Another way I attempted to keep students minds open and not be intimidated by poetry was to explain that there can be multiple interpretations. So in our lessons, after we would finish reading the poem, I would ask, “OK, what are some possible interpretations to this poem?” The objective of this was to open their minds to the fact that there is no SINGULAR and CORRECT interpretation. That their own perspectives and life experiences will make them interpret and experience the poem in different ways.

“Certain points emerge clearly from even these few excerpts. First of all, the reader is active. He is not a blank tape registering a ready-made message. He is actively involved in building up a poem for himself out of the lines. He must select from the various referents that occur to him in response to the verbal symbols. He must find some context within which these referents can be related. He must be ready to reinterpret earlier parts of the poem in the light of
later parts.” – The Poem as Event

Presenting that students should open their mind to multiple possible interpretations was imperative to opening their minds up to imagining and creating meaning when they encountered symbolism. In their independent reading of a poem, when they could recognize that something was a symbol for something else, they usually came up with an initial idea of what it could represent. However, I was able to push their thinking by asking, “OK, great! What else could it represent, given what you have read in the poem.” Two poems in particular they did this with were “The Road Not Taken” by Robert Frost and “This is Just to Say” by William Carlos Williams.

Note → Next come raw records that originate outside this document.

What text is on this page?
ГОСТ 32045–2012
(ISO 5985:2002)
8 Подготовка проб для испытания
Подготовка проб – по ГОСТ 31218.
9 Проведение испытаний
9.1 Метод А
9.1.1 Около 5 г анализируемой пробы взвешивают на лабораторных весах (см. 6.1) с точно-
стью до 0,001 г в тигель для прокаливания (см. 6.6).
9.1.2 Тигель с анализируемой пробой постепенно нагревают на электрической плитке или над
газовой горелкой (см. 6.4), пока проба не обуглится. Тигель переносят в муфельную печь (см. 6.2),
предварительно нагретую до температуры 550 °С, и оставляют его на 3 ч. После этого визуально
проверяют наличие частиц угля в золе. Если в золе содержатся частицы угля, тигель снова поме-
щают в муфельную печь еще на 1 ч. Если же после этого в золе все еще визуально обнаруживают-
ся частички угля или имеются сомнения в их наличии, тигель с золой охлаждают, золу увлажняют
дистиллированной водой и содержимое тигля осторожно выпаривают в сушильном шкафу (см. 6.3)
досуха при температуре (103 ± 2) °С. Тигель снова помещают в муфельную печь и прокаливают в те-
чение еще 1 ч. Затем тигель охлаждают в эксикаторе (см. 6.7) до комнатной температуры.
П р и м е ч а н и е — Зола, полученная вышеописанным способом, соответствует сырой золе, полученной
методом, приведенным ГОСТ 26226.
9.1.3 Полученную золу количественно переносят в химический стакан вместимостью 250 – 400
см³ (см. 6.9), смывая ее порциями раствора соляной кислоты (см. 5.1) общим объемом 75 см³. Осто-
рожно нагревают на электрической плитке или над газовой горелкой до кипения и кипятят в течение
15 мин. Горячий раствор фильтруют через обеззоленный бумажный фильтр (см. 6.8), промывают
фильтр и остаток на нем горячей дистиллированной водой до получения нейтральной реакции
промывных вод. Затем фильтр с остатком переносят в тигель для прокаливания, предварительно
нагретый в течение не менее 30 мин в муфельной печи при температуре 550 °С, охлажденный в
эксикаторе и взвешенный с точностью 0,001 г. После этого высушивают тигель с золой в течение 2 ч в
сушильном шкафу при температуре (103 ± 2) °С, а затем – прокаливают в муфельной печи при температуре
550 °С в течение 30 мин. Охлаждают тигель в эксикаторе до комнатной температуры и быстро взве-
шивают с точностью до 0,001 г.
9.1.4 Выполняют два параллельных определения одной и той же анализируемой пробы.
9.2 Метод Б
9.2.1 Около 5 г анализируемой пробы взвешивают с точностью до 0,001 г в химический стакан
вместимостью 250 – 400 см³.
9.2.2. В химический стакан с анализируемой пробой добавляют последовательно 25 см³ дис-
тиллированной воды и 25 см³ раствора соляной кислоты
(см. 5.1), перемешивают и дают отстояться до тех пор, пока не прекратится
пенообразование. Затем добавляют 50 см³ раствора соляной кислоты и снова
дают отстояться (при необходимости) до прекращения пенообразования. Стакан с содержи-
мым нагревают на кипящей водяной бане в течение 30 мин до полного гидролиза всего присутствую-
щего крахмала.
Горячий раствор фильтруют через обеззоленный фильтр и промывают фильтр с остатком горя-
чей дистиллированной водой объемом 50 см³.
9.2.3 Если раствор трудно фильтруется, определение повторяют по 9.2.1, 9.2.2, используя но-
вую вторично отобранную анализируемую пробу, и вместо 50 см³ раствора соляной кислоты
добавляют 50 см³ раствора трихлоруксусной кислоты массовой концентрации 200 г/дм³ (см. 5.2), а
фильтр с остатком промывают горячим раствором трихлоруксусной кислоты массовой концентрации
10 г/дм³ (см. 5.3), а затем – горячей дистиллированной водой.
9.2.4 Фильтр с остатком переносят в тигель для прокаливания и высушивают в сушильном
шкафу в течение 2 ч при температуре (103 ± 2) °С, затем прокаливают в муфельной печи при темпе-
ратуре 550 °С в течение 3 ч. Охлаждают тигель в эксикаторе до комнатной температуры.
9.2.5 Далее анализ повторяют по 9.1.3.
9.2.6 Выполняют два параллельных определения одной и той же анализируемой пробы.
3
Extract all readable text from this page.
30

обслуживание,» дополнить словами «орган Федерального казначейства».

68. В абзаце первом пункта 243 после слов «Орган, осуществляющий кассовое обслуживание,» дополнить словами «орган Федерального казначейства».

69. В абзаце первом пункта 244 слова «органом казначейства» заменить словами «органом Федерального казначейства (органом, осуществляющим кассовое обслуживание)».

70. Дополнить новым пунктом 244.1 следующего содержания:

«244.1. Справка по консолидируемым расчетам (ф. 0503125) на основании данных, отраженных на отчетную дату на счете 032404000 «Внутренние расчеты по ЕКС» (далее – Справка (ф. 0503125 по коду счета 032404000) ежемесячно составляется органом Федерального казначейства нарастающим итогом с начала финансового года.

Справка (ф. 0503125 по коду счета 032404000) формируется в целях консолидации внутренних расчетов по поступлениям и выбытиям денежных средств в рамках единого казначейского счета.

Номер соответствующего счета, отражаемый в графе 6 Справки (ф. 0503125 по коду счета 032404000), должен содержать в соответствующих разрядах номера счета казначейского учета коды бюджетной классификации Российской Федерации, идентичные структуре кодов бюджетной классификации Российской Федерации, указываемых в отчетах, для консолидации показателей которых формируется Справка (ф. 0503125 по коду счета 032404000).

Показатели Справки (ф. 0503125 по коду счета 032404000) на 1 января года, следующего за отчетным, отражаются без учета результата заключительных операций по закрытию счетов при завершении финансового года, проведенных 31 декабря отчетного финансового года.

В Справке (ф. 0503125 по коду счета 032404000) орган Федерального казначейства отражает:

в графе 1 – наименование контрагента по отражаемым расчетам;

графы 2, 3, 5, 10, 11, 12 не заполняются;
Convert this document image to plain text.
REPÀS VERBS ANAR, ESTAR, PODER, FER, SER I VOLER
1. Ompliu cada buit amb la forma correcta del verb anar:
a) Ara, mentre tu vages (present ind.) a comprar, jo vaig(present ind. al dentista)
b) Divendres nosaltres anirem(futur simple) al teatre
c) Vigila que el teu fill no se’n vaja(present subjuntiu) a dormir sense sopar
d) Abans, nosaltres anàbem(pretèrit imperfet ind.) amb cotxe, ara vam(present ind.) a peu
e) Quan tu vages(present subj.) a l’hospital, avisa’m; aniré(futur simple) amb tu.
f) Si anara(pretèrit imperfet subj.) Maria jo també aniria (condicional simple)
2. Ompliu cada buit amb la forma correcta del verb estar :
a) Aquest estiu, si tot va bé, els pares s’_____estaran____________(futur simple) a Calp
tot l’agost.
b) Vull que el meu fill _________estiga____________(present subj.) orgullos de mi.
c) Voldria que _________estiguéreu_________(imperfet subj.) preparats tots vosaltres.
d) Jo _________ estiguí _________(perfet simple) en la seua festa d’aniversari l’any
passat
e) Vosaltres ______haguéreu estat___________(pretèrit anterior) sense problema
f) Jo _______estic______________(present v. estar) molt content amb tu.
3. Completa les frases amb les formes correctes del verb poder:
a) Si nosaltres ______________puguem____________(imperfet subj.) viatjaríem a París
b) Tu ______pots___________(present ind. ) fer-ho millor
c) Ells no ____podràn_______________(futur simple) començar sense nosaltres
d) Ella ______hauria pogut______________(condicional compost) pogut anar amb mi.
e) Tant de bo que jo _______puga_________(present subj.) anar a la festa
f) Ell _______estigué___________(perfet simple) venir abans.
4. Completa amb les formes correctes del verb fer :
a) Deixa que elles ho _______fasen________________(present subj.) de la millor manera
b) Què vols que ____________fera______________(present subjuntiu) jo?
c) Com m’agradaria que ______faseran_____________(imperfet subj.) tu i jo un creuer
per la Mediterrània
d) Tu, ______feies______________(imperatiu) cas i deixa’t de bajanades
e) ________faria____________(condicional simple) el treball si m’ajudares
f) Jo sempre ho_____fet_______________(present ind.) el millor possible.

“The reader is engaged in a creative process at once intensely personal, since the poem is something lived-through, and intensely social, since the text, as a “control,” can be shared with others. Assessment of the relative validity of different individual interpretations is hence possible, as we have seen, in terms of their greater or lesser relevance to the text.” -The Poem as Event

So I knew how I wanted to start the poetry unit, and I knew how I wanted to run the lessons and teach into what students were noticing. However, what I had no idea how to do was run the independent/pair or group reading and the process of choosing their own poem. I figured that I could just lay out a bunch or random poems and let them choose, or I could organize them by theme and let them choose. What I didn’t like about organizing by theme is that even that much information of the poem prior to reading would put some type of idea of interpretation of the poem into the student’s minds. And I really wanted them to see that they could come to their own conclusions and interpretations without this prior information. When day 1 came, I hadn’t made up my mind so I just told the kids the two options and asked which they preferred. To my shock but pleasant surprise… they chose to choose without knowing a theme.

During their reading time, their instructions for reading were the same as our lessons together. Experience and FEEL the poem. IMAGINE what the author was presenting to you. This held more meaning than anything else. I told them this everyday… the point is not to be stressed trying to make meaning and notice academic terminology that the author used. I really wanted them to read and EXPERIENCE the poem and FEEL the emotions that the author created.

This post’s focus is on the instruction and reading of poetry. I will write another to address how students created responses and analysis for what they read.

The Poem as Event
Louise M. Rosenblatt
College English, Vol. 26, No. 2. (Nov., 1964), pp. 123-128.

*Mac sent this article after I had already started the unit as food for thought and I was so amazed at how much Louise Rosenblatt’s article “The Poem as Event” aligned with what I was doing with the students without my even having read it!